[파이썬][scikit-learn] scikit-learn에서 CountVectorizer

05 Sep 2023

scikit learn

The scikit-learn library is a powerful tool for machine learning in Python. One of the useful features it offers is the CountVectorizer class, which is used for text analysis and feature extraction.

What is CountVectorizer?

CountVectorizer is a feature extraction method that converts a collection of text documents into a matrix of word counts. It helps us represent text data in a format that can be used by machine learning algorithms. Each row in the matrix represents a document, and each column represents a unique word in the corpus.

How to Use CountVectorizer

Here is an example of how to use CountVectorizer in scikit-learn:

from sklearn.feature_extraction.text import CountVectorizer

# Create an instance of CountVectorizer
vectorizer = CountVectorizer()

# Input data - a list of sentences
data = [
    "This is the first sentence.",
    "This sentence is the second one.",
    "And this is the third sentence."
]

# Convert the data into a matrix of word counts
X = vectorizer.fit_transform(data)

# Print the feature names
print("Feature names:", vectorizer.get_feature_names())
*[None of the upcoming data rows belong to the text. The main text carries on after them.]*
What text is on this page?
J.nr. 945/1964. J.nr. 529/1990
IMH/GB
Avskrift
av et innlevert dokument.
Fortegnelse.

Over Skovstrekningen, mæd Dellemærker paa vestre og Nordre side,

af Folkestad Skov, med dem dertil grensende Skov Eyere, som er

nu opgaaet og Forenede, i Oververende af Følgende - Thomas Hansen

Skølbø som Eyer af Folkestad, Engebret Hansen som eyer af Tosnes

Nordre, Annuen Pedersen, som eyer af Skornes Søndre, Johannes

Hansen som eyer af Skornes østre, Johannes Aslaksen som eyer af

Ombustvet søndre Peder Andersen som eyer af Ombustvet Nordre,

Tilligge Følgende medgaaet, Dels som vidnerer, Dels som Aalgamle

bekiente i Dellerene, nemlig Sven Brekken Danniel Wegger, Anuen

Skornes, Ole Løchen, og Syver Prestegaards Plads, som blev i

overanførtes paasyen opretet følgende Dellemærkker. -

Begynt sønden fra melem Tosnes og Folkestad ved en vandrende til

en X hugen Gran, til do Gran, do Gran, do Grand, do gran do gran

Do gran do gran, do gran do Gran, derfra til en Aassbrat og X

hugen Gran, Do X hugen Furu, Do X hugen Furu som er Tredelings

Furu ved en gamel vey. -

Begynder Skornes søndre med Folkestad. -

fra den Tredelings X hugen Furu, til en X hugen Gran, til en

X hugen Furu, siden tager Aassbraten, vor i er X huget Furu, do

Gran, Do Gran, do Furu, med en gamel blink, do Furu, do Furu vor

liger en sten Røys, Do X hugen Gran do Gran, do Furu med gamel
# Print the matrix of word counts
print("Matrix of word counts:")
print(X.toarray())

In this example, we import the CountVectorizer class from the sklearn.feature_extraction.text module. We then create an instance of the CountVectorizer class.

Next, we define our input data, which is a list of sentences. We use the fit_transform method of the CountVectorizer instance to convert the input data into a matrix of word counts.

We can access the feature names, which are the unique words in the corpus, using the get_feature_names method of the CountVectorizer instance. We can also access the matrix of word counts using the toarray method of the X variable.

Conclusion

The CountVectorizer class in scikit-learn is a powerful tool for feature extraction from text data. It allows us to convert a collection of text documents into a matrix of word counts, which can be used by machine learning algorithms. This makes it easier to work with text data and create models that can understand and process textual information efficiently.